Kurt Basseuer, from the Democratic Policy Council, told the round table on constitutional reforms in Bosnia that the international community would settle for any type of change.
“We [foreigners] are pretending this is a natural democracy, but it’s not, it’s oligarchy,” Basseuer said, adding that the international community seems willing to allow Bosnian leaders to keep the current situation as it is.
Tija Memisevic of the Sarajevo-based European Research Center, one of the organisers of the round table, said that talks about constitutional changes, specifically about the implementation of the 2009 ‘Sejdic and Finci’ human rights ruling, are being led in the wrong way.

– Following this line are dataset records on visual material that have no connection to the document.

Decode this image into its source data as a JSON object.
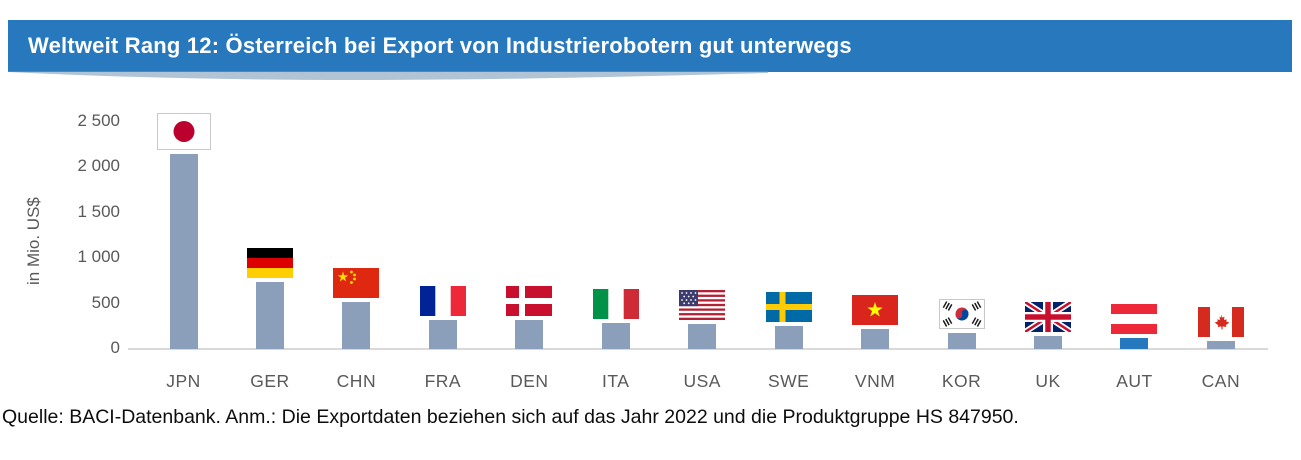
{
  "header": {
    "title": "Weltweit Rang 12: Österreich bei Export von Industrierobotern gut unterwegs",
    "background_color": "#2878BE",
    "text_color": "#FFFFFF"
  },
  "chart_data": {
    "type": "bar",
    "title": "",
    "xlabel": "",
    "ylabel": "in Mio. US$",
    "categories": [
      "JPN",
      "GER",
      "CHN",
      "FRA",
      "DEN",
      "ITA",
      "USA",
      "SWE",
      "VNM",
      "KOR",
      "UK",
      "AUT",
      "CAN"
    ],
    "values": [
      2150,
      740,
      520,
      320,
      315,
      290,
      270,
      255,
      215,
      180,
      140,
      125,
      90
    ],
    "ylim": [
      0,
      2500
    ],
    "yticks": [
      0,
      500,
      1000,
      1500,
      2000,
      2500
    ],
    "ytick_labels": [
      "0",
      "500",
      "1 000",
      "1 500",
      "2 000",
      "2 500"
    ],
    "grid": false,
    "legend": "none",
    "bar_color": "#8C9FBA",
    "highlight_category": "AUT",
    "highlight_color": "#2578BE",
    "axis_text_color": "#595959",
    "axis_line_color": "#D9D9D9",
    "flag_icons": [
      "flag-jpn-icon",
      "flag-ger-icon",
      "flag-chn-icon",
      "flag-fra-icon",
      "flag-den-icon",
      "flag-ita-icon",
      "flag-usa-icon",
      "flag-swe-icon",
      "flag-vnm-icon",
      "flag-kor-icon",
      "flag-uk-icon",
      "flag-aut-icon",
      "flag-can-icon"
    ]
  },
  "footer": {
    "source_note": "Quelle: BACI-Datenbank. Anm.: Die Exportdaten beziehen sich auf das Jahr 2022 und die Produktgruppe HS 847950."
  }
}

The Sejdic and Finci ruling by the European Court of Human Rights ordered Bosnia to change its constitution to allow minorities to run for the top governing posts currently reserved for candidates of three largest ethnic groups; Bosniaks, Serbs and Croats.
The round table gathered representatives of the non-governmental sector, analysts and media representatives to discuss the possibilities of finding common ground on long-stalled political attempts to change the constitutional system.
Speakers noted that there have been many different proposals for implementing the crucial human rights ruling, but that most of them did not deal with the core problem of discrimination against minorities.
Adnan Huskic, an analyst and professor from Sarajevo, said that political parties are content to look as if they are trying to achieve changes, while in fact preserving the status quo and buying time to remain in their positions.